A análise dos mais recentes relatórios gerenciais de janeiro, abrangendo 17 dos principais fundos imobiliários da B3, indica mudança clara no tom das gestoras. O corte da Selic em 2026 deixou de ser cenário distante e passou a ser encarado como probabilidade concreta, refletida em diferentes segmentos do mercado.
A taxa básica, atualmente em 15% ao ano, é descrita como próxima do pico do ciclo. Em pelo menos quatro documentos, há menção explícita ao Comitê de Política Monetária (Copom) e à possibilidade de flexibilização já em março, condicionada ao avanço consistente da inflação e das expectativas ancoradas.
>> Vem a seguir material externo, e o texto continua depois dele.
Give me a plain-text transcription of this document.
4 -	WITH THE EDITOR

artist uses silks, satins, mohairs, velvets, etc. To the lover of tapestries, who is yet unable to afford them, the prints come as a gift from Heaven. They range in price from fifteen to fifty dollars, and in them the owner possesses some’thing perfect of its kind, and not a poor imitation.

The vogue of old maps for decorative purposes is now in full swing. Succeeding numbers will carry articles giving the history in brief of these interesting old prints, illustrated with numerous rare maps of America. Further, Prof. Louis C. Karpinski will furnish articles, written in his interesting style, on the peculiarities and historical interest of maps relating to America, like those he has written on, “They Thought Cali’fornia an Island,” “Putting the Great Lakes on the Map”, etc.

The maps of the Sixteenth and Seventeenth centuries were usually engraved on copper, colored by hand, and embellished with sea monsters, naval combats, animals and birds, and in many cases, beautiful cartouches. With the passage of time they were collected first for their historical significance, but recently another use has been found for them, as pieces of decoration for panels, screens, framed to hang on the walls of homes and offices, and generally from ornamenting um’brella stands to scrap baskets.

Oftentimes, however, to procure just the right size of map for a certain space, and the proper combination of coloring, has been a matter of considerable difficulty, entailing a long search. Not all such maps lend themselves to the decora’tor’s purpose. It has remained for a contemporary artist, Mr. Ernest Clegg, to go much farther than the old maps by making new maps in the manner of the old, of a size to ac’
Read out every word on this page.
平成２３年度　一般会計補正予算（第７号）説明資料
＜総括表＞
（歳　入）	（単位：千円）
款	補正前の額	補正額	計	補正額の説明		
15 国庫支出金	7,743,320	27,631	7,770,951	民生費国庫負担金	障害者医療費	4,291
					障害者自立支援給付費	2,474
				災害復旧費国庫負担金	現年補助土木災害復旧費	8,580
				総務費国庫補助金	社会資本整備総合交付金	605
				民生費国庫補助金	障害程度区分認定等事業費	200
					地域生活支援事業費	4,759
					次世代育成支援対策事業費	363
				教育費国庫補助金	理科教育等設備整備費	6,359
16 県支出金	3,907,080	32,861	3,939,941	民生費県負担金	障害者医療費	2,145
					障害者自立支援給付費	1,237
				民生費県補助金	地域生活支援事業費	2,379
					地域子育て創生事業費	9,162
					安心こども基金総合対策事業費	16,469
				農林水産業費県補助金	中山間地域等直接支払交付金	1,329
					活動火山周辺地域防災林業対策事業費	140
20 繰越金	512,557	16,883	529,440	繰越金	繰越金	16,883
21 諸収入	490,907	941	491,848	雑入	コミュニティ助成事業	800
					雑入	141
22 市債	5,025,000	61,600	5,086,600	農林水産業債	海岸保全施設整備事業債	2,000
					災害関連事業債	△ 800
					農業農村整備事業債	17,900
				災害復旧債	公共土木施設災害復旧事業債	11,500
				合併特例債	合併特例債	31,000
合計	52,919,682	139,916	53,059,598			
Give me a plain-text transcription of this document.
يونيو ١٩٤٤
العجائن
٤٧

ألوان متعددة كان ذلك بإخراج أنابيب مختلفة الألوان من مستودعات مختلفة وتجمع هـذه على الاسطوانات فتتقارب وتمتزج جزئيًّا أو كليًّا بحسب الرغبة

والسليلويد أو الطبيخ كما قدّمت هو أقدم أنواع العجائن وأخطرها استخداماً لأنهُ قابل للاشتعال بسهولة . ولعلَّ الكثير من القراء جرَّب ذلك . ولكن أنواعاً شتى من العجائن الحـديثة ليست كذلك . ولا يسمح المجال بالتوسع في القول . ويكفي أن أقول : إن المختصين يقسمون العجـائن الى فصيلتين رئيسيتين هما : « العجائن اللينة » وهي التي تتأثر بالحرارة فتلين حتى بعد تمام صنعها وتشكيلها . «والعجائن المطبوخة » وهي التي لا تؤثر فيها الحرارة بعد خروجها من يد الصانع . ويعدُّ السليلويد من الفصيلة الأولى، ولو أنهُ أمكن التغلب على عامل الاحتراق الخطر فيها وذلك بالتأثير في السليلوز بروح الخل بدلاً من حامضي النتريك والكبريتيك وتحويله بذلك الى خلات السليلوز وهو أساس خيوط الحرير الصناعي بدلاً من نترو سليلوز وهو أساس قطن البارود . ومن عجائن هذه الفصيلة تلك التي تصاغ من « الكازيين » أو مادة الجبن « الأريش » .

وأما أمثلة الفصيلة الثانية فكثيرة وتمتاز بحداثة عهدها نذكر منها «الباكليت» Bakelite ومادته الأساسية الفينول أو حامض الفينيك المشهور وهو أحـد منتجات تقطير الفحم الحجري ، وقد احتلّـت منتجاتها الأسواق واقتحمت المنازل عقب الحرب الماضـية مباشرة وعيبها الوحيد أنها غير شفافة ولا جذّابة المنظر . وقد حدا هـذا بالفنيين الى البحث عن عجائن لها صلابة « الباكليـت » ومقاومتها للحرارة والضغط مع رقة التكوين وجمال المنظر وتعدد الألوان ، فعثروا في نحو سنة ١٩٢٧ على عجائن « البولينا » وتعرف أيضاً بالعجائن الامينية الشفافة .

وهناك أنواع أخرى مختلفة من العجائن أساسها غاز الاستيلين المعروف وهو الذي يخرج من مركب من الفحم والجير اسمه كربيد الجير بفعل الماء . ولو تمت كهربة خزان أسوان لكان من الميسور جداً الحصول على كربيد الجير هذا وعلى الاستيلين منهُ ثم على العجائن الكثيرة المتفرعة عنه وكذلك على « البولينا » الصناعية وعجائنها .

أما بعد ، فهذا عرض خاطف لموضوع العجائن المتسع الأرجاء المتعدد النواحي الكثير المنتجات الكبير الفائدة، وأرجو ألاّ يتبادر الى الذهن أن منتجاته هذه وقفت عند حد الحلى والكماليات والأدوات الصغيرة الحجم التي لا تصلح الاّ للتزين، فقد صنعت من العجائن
Como os diferentes segmentos veem a Selic?
- Fundos logísticos como HGLG11, BTLG11 e XPLG11 destacam que o mercado precifica o fim do aperto monetário no primeiro semestre, com impacto potencial nas revisões de cap rates e no custo de capital.
- Em fundos de renda urbana (HGRU11) e fundos híbridos com exposição a lajes corporativas e logística, predomina a leitura de que a política monetária se encontra no estágio final do ciclo restritivo, com alocação cautelosa, mas já mirando a retomada.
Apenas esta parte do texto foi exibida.